Esta pureza fue preservada por definiciones dogmáticas y exclusiones, seguramente, la única manera de preservarla. Si la Iglesia no hubiera rechazado a los maniqueos hubiera corrido el riesgo de convertirse en maniquea. Si no hubiera rechazado a los gnósticos podría haberse convertido al gnosticismo. Pero, por el mismo hecho de rechazarlos, prueba que no era gnóstico o maniquea. En todo caso, probó que algo no era gnóstico o maniqueo y, ¿qué podía ser lo que les condenaba, sino la original Buena Nueva de los pastores de Belén y la trompeta de la Resurrección? La primitiva Iglesia era ascética, pero demostró que no era pesimista, simplemente, condenando a los pesimistas. El credo afirmaba que el hombre era pecador, pero no que la vida fuese mala en sí misma, cosa que demostró condenando a los que lo decían. La condenación de los primitivos herejes es condenada a su vez como un hecho despiadado y estrecho. Pero en realidad, era la misma prueba de que la Iglesia quería ser fraternal y abierta. Aquello era la prueba de que los primitivos católicos tenían especiales deseos de explicar que no consideraban al hombre un ser totalmente corrompido, que no consideraban la vida incurablemente desgraciada, que no consideraban el matrimonio un pecado o la procreación una tragedia. Eran ascetas porque el ascetismo era la única purgación posible de los pecados del mundo, pero en el mismo trueno de sus anatemas afirmaban para siempre que su ascetismo no era antihumano o antinatural, que deseaban purgar el mundo y no destruirlo. Y ninguna otra cosa, salvo esos anatemas, habría podido dejarlo seguramente más claro, en medio de una confusión que todavía los confunde con sus enemigos mortales. Nada, salvo el dogma, habría podido resistir el motín de invención imaginativa con el que los pesimistas emprendían su guerra contra la naturaleza, con sus Eones y su Demiurgo, sus extraños Logos y su siniestra Solía. Si la Iglesia no hubiera insistido en la teología, se habría disuelto en una loca mitología de místicos, aún más alejada de la razón o del racionalismo y, sobre todo, aún más alejada de la vida y del amor por la vida. Se habría convertido en una mitología invertida, contradiciendo todo lo que es natural en el paganismo: una mitología en la que Plutón sería superior a Júpiter y el Hades se situaría por encima del Olimpo; en la que Brahma y todo lo que tiene aliento de vida sería inferior a Siva, que brilla con el ojo de la muerte.
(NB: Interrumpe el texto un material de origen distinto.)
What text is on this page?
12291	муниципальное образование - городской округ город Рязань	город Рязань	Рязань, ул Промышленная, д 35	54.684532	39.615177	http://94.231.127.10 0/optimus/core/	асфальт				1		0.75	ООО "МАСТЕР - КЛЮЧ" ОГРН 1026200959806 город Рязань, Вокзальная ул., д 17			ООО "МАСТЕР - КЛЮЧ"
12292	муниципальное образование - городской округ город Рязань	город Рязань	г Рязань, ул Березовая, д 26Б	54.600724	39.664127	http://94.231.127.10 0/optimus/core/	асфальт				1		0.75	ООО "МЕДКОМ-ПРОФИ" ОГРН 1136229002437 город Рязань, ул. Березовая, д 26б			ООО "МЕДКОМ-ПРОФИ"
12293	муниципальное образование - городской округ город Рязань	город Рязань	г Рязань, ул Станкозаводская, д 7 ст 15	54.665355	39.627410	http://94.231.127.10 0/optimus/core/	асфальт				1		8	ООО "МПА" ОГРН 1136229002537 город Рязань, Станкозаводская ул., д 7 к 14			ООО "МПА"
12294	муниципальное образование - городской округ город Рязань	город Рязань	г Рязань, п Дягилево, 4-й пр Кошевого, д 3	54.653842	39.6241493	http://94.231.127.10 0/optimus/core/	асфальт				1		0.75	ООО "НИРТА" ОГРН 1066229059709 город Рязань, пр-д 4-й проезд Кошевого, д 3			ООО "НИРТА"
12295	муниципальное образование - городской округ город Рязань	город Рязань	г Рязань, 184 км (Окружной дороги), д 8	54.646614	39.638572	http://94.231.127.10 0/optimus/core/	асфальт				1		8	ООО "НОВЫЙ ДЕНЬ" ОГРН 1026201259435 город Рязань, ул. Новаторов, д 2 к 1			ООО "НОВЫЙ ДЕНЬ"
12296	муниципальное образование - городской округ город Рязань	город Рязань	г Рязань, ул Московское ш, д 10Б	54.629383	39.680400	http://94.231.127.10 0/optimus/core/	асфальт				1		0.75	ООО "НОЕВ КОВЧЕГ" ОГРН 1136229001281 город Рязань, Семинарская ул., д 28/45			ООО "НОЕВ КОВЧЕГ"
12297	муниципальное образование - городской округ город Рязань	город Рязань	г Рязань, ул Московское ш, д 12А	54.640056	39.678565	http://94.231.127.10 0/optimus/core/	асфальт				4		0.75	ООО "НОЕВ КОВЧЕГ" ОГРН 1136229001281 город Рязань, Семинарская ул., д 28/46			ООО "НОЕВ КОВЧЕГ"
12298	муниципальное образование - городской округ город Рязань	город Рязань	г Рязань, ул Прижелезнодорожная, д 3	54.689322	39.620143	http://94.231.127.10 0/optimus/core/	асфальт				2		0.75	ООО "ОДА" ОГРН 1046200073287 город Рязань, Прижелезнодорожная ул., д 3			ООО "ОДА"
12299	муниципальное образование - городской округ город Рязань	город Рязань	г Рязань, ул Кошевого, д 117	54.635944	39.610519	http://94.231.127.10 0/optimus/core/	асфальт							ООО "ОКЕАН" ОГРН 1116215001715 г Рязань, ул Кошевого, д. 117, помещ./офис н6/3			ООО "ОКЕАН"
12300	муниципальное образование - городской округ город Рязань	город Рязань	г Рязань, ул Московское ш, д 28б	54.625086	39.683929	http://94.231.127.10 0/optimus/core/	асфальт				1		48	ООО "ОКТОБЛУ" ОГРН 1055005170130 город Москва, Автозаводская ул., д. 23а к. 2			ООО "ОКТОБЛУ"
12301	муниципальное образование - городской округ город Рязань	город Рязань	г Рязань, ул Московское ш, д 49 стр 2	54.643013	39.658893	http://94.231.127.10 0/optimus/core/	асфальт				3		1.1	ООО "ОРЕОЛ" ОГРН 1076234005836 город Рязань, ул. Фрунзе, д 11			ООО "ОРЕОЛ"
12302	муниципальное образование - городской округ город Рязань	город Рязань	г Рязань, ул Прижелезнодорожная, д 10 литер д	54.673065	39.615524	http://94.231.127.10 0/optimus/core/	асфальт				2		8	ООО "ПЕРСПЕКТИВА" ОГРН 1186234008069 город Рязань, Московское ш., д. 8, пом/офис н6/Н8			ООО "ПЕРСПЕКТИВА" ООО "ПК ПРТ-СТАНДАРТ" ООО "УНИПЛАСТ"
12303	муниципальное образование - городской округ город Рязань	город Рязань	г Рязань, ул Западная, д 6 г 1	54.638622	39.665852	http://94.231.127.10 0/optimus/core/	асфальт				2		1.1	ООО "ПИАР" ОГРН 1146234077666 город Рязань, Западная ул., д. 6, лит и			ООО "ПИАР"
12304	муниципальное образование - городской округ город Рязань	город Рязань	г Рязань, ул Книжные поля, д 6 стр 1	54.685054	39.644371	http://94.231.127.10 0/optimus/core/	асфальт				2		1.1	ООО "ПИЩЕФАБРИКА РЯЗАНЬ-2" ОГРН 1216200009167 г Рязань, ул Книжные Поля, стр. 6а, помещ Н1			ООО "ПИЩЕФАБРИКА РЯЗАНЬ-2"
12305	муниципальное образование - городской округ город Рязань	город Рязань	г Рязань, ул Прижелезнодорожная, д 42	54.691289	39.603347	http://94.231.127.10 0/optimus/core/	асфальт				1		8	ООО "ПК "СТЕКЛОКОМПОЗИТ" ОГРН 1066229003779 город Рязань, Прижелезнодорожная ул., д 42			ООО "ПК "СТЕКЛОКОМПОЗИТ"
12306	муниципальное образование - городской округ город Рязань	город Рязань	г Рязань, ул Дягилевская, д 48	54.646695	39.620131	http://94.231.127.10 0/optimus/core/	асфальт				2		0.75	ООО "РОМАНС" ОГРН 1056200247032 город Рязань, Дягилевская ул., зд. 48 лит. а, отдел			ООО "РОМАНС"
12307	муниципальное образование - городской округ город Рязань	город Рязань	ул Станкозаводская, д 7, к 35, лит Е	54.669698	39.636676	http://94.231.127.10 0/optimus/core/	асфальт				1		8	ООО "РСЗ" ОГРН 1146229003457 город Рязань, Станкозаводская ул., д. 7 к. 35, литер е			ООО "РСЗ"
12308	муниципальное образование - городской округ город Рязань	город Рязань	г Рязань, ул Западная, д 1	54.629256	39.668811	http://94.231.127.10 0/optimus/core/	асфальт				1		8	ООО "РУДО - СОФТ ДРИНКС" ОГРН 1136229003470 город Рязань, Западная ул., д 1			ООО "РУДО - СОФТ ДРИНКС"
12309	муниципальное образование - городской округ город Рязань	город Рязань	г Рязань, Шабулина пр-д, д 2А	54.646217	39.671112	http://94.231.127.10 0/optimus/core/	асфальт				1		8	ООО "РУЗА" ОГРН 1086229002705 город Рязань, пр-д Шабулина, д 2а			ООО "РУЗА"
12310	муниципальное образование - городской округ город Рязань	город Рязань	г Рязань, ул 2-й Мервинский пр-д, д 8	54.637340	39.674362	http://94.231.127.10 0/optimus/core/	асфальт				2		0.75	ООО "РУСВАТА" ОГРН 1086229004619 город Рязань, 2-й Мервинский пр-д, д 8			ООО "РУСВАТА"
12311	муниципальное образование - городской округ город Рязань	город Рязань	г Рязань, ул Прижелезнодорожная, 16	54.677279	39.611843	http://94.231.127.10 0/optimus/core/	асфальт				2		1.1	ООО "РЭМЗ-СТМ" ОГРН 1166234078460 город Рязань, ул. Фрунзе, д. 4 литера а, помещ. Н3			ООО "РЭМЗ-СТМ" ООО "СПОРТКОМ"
El arrebatador entusiasmo de la primitiva Iglesia por la renuncia y la virginidad, hace que esta distinción sea más llamativa y no a) contrario. Realza más el lugar donde el dogma trazó la línea. Cualquier hombre podía arrastrarse sobre cuatro patas como una bestia por el hecho de ser asceta, o permanecer noche y día sobre un pilar y ser adorado como asceta. Pero no podía decir que el mundo era un error o el estado matrimonial un pecado sin ser un hereje. ¿Qué era aquello que se desligaba de forma deliberada del ascetismo oriental con una definición tajante y una feroz renuncia, sino algo con una individualidad propia y muy diferente? Si se confunde a los católicos con los gnósticos, sólo podemos decir que no es culpa suya. Y es duro que los católicos sean acusados por unos mismos críticos de perseguir a los herejes y de simpatizar, al mismo tiempo, con la herejía.La Iglesia no fue un movimiento maniqueo aunque sólo sea porque no fue un movimiento en absoluto. Ni siquiera fue un movimiento ascético, porque no fue un movimiento en absoluto. Nos acercaríamos más a la verdad si la consideráramos domadora del ascetismo más que su líder o su liberadora. La Iglesia tenía su propia teoría del ascetismo, su propio tipo de ascetismo, pero lo más importante en aquel momento era su papel moderador frente a otras teorías y otros tipos. Éste es el único sentido que tiene, por ejemplo, la historia de san Agustín. Mientras no fue más que un hombre de mundo, un hombre que se dejaba llevar por su tiempo, fue, efectivamente, maniqueo. Ser maniqueo estaba entonces de moda y era algo muy moderno. Pero cuando se hizo católico, los primeros contra los que arremetió y a quienes rasgó en pedazos fueron los maniqueos. El pensamiento católico lo expresaría diciendo que dejó de ser pesimista para convertirse en asceta. Pero tal como los pesimistas interpretaban el ascetismo, sería mejor decir que dejó de ser asceta para convertirse en santo. La oposición a la vida y la negación de la Naturaleza, eran las ideas que éste había encontrado en el mundo pagano fuera de la Iglesia y a las que tuvo que renunciar cuando entró en ella. El hecho mismo de que san Agustín se nos presente como una figura más severa o triste que san Francisco o santa Teresa, no hace más que acentuar el dilema. Y enfrentándonos con el más grave o el más severo de los católicos, podemos aún preguntar «¿Por qué el catolicismo combatió a los maniqueos, si él mismo era maniqueo?».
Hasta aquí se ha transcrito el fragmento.